Весна сорок пятого пришла нежданно — теплая, ранняя, словно сама природа торопилась стереть следы долгой, жестокой зимы. Ласковые солнечные лучи плавили остатки сугробов, и веселые ручьи, поблескивая на свету, сбегали с пригорков к реке, сливаясь у дома Варвары в настоящий бурный поток.
Детвора, оглушенная теплом, позабывшая и про войну, и про голод, гурьбой запускала по ручьям щепки, кору, веточки, а потом с визгом неслась вдоль берегов, следя за своими корабликами.
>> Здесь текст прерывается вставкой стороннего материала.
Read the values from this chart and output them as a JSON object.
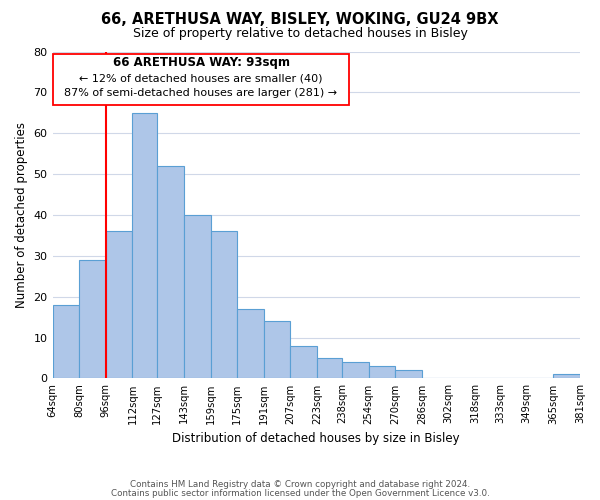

– Глашка! — девочка лет восьми, ладненькая, с острой косичкой, уперла руки в бока и сурово смотрела на сестру, — Где тебя носит? Баба Поля что велела, забыла?
– Я собрала, собрала, Катя, — вторая девочка, похожая на первую как отражение в воде, вытащила из карманов пучки ярко-желтых цветов мать-и-мачехи, — Вот, гляди!
– Собрала? А в дом чего не несла? Живо ступай, мамке худо совсем.
Катя развернулась и заспешила к избе, на ходу ворча:
— Ничего доверить нельзя! Бегай за ней по всему селу! А у меня Пашка на руках, что ж его бросать?
В горнице было жарко натоплено — так, что дыхание перехватывало. Возле печи хлопотала баба Поля, бесшумно, как тень, растирала в миске сухие травы, кипятила воду, рвала тряпки.
Катя осторожно прошла мимо, на немой вопрос кивнула — нашла, мол. Села на лавку, где спал младший брат, и прижалась к стенке, сжимая в руках краюху хлеба.
В избе было темно и душно, солнце не могло пробиться сквозь занавешенные окошки, и оттого становилось еще тоскливее. Пахло травами и чем-то горьким, а тишину нарушало лишь хриплое дыхание из-за печи.
Скрипнула дверь — вошла Глаша, впустив струю свежего воздуха, высыпала цветы на стол.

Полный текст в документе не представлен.